Hello. I’m new to NLP and I’m trying to follow Tensorflow’s tutorial on Image Captioning (Image captioning with visual attention | Text | TensorFlow), but I ran into an problem when trying to preprocess the images with InceptionV3. As said in the tutorial, I have a preprocessing function
Then I use it to get a BatchDataset (I get a <BatchDataset shapes: ((None, 299, 299, 3), (None,)), types: (tf.float32, tf.string)>)
# Get unique images
encode_train = sorted(set(img_name_vector))
# Feel free to change batch_size according to your system configuration
image_dataset = tf.data.Dataset.from_tensor_slices(encode_train)
image_dataset = image_dataset.map(load_image, num_parallel_calls=tf.data.experimental.AUTOTUNE).batch(16)
Up to this point, everything works, but then when I try
for img, path in image_dataset:
#Do something
Either nothing happens or the kernel dies. Is there a way to fix or circumvent that issue?
Thanks for the reply, @lgusm .
I don’t think this is a memory issue. I purposefully reduced the number of images down to 64 so that such a problem can’t happen. I also checked my task manager and didn’t see any problem there either.
Could there be a problem with the tensorflow version that I’m using? It’s not likely the problem, but I think I have an earlier version than the one used on colab.
you may try running the tutorial with v2.5 on your local machine and check if that fixes your issue.
The notebook example is runnable in Colab end-to-end and Colab is loaded with the current latest version (TF 2.5).
This might be due to the compute/etc requirements of the example, but we don’t have all information about your setup to be able to completely debug this. As you’re probably aware, it’s not a small dataset for a typical demo:
“… large download ahead . You’ll use the training set, which is a 13GB file…”
And the Caching the features extracted from InceptionV3 step can be compute intensive. It comes with a warning in the tutorial:
“You will pre-process each image with InceptionV3 and cache the output to disk. Caching the output in RAM would be faster but also memory intensive, requiring 8 * 8 * 2048 floats per image. At the time of writing, this exceeds the memory limitations of Colab (currently 12GB of memory).”
Also keeping in mind that, as the doc says:
“Performance could be improved with a more sophisticated caching strategy (for example, by sharding the images to reduce random access disk I/O), but that would require more code.”
Maybe some or all of that are contributing to the issue.
Let us know if upgrading to TF 2.5 fixes anything.
Yes, the amount of memory needed is probably very large, which is why I restricted the number of images to 64 just to see if the rest of the code works.

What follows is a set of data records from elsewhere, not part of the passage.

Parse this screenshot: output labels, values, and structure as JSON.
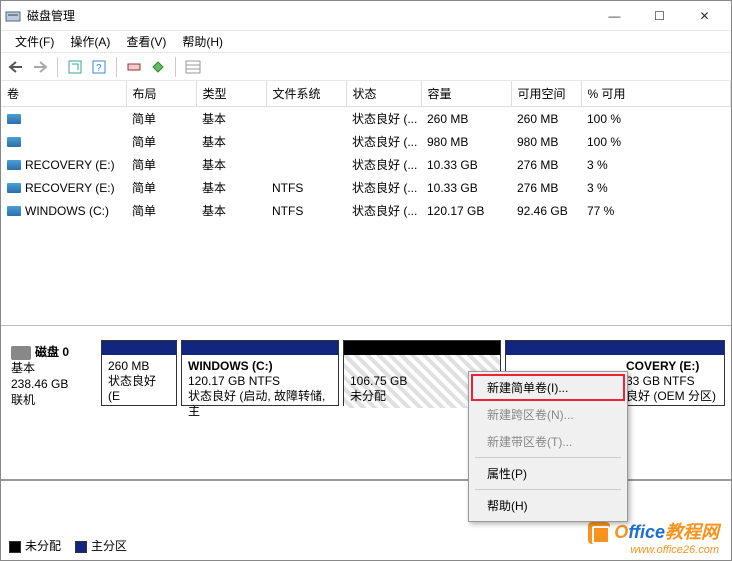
{
  "window": {
    "title": "磁盘管理",
    "buttons": {
      "min": "—",
      "max": "☐",
      "close": "✕"
    }
  },
  "menu": {
    "file": "文件(F)",
    "action": "操作(A)",
    "view": "查看(V)",
    "help": "帮助(H)"
  },
  "columns": {
    "volume": "卷",
    "layout": "布局",
    "type": "类型",
    "fs": "文件系统",
    "status": "状态",
    "capacity": "容量",
    "free": "可用空间",
    "pctfree": "% 可用"
  },
  "rows": [
    {
      "name": "",
      "layout": "简单",
      "type": "基本",
      "fs": "",
      "status": "状态良好 (...",
      "capacity": "260 MB",
      "free": "260 MB",
      "pct": "100 %"
    },
    {
      "name": "",
      "layout": "简单",
      "type": "基本",
      "fs": "",
      "status": "状态良好 (...",
      "capacity": "980 MB",
      "free": "980 MB",
      "pct": "100 %"
    },
    {
      "name": "RECOVERY (E:)",
      "layout": "简单",
      "type": "基本",
      "fs": "",
      "status": "状态良好 (...",
      "capacity": "10.33 GB",
      "free": "276 MB",
      "pct": "3 %"
    },
    {
      "name": "RECOVERY (E:)",
      "layout": "简单",
      "type": "基本",
      "fs": "NTFS",
      "status": "状态良好 (...",
      "capacity": "10.33 GB",
      "free": "276 MB",
      "pct": "3 %"
    },
    {
      "name": "WINDOWS (C:)",
      "layout": "简单",
      "type": "基本",
      "fs": "NTFS",
      "status": "状态良好 (...",
      "capacity": "120.17 GB",
      "free": "92.46 GB",
      "pct": "77 %"
    }
  ],
  "disk": {
    "name": "磁盘 0",
    "type": "基本",
    "size": "238.46 GB",
    "status": "联机"
  },
  "parts": [
    {
      "title": "",
      "line1": "260 MB",
      "line2": "状态良好 (E"
    },
    {
      "title": "WINDOWS  (C:)",
      "line1": "120.17 GB NTFS",
      "line2": "状态良好 (启动, 故障转储, 主"
    },
    {
      "title": "",
      "line1": "106.75 GB",
      "line2": "未分配"
    },
    {
      "title": "COVERY  (E:)",
      "line1": "33 GB NTFS",
      "line2": "良好 (OEM 分区)"
    }
  ],
  "context": {
    "new_simple": "新建简单卷(I)...",
    "new_span": "新建跨区卷(N)...",
    "new_stripe": "新建带区卷(T)...",
    "properties": "属性(P)",
    "help": "帮助(H)"
  },
  "legend": {
    "unallocated": "未分配",
    "primary": "主分区"
  },
  "watermark": {
    "brand": "Office教程网",
    "url": "www.office26.com"
  }
}
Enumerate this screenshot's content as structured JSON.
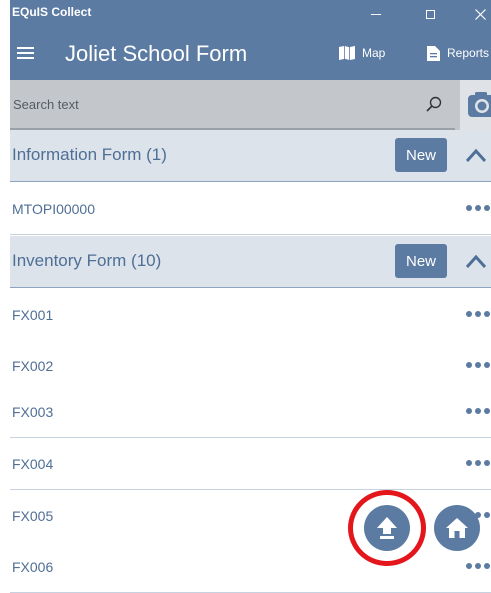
{
  "window": {
    "title": "EQuIS Collect",
    "controls": [
      "minimize",
      "maximize",
      "close"
    ]
  },
  "header": {
    "title": "Joliet School Form",
    "menu_icon": "hamburger-menu-icon",
    "map_label": "Map",
    "map_icon": "map-icon",
    "reports_label": "Reports",
    "reports_icon": "document-icon"
  },
  "search": {
    "placeholder": "Search text",
    "value": "",
    "icon": "search-icon",
    "camera_icon": "camera-icon"
  },
  "sections": [
    {
      "title": "Information Form (1)",
      "new_label": "New",
      "collapse_icon": "chevron-up-icon",
      "items": [
        {
          "label": "MTOPI00000",
          "menu_icon": "more-horizontal-icon"
        }
      ]
    },
    {
      "title": "Inventory Form (10)",
      "new_label": "New",
      "collapse_icon": "chevron-up-icon",
      "items": [
        {
          "label": "FX001",
          "menu_icon": "more-horizontal-icon"
        },
        {
          "label": "FX002",
          "menu_icon": "more-horizontal-icon"
        },
        {
          "label": "FX003",
          "menu_icon": "more-horizontal-icon"
        },
        {
          "label": "FX004",
          "menu_icon": "more-horizontal-icon"
        },
        {
          "label": "FX005",
          "menu_icon": "more-horizontal-icon"
        },
        {
          "label": "FX006",
          "menu_icon": "more-horizontal-icon"
        }
      ]
    }
  ],
  "fabs": {
    "upload_icon": "upload-arrow-icon",
    "home_icon": "home-icon",
    "highlight_color": "#e3161b"
  },
  "colors": {
    "accent": "#5b7ba3",
    "section_bg": "#dce3ea",
    "search_bg": "#c3c7cc",
    "text_link": "#4f6f96"
  }
}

I managed to upgrade tensorflow to the latest version (TF2.5), and now if I write
for img, path in image_dataset:
pass
the kernel doesn’t die anymore, but I get an error:
I fixed the problem, so in case someone has the same problem, here’s how I solved it:
I found out that the file “captions_train2014.json” contains image IDs that do not exist in the “train2014” folder, so when trying to iterate over the images, the error occured. More exactly, there are 82783 different IDs, but I have only 74891 images. I fixed that by verifying if the image path exists before opening the image. I have no idea why that works in collab though (but maybe my download just went wrong).